2017
Provinciale Staten van Noord-Holland Haarlem, 20 maart 2018
Onderwerp: Aanbevelingen commissie Jansen inzake financiële problematiek provincie Zeeland Kenmerk: 1038163/1038199
Bijlagen:
Rapport financiële problematiek provincie Zeeland 1. Inleiding
In 2017 heeft een tijdelijke commissie onder leiding van de heer G.J. Jansen in opdracht van het IPO onderzoek gedaan naar de financiële problematiek van de provincie Zeeland. De commissie had als opdracht om de problematiek in kaart te brengen en te komen met een realistische oplossing waarin Zeeland, de overige provincies en het Rijk een bijdrage leveren.
Een van de aanleidingen hiervoor is dat in 2016 bij de totstandkoming van het nieuwe
verdeelmodel voor het provinciefonds (dat is ingegaan per 1 januari 2017) de provincie Zeeland heeft geconstateerd dat het verdeelmodel, en dan specifiek de grondslag voor de berekening van de Overige Eigen Middelen (OEM), voor de provincie Zeeland zeer ongunstig uitpakt. Teneinde de snelheid in het proces van wetsvaststelling van het nieuwe (huidige) verdeelmodel te houden is in 2016 besloten dat dit geen aanleiding vormde de unanieme opstelling van de provincies ten opzichte van het verdeelmodel te verbreken, mits in de navolgende periode een (tijdelijke) oplossing hiervoor kan worden gevonden.

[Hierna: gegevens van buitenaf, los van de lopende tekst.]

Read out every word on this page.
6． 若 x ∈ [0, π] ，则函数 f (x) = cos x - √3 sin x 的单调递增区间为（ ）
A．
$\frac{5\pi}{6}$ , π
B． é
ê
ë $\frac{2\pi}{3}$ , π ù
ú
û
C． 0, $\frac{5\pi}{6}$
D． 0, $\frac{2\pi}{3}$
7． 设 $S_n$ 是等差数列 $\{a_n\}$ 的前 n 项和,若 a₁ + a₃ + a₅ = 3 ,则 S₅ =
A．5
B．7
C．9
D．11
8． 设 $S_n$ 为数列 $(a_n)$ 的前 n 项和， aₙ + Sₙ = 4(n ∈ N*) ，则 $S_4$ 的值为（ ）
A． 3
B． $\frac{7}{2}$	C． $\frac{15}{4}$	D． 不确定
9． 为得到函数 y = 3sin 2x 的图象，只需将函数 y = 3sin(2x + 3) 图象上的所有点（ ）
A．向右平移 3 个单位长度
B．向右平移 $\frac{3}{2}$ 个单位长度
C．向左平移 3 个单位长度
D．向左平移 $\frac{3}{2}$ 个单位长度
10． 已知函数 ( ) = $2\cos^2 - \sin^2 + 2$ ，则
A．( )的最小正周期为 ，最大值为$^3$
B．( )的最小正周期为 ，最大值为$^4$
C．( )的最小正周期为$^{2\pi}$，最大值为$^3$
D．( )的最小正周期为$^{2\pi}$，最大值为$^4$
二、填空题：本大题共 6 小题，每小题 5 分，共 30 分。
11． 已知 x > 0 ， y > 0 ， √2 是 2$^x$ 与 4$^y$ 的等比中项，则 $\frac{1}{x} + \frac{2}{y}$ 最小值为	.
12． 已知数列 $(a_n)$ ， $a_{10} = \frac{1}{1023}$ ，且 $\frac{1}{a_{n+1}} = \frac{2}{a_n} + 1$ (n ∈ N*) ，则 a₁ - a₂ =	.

De commissie heeft haar bevindingen vastgelegd in een rapport dat in januari aan de
provinciebesturen is aangeboden en op 25 januari jl. in het IPO-bestuur is besproken. In afwachting van de voorziene herijking van het verdeelmodel van het provinciefonds doet de tijdelijke
commissie Jansen voorstellen voor een (tijdelijke) oplossing voor wat in het eindrapport een weeffout in het huidige verdeelmodel wordt genoemd.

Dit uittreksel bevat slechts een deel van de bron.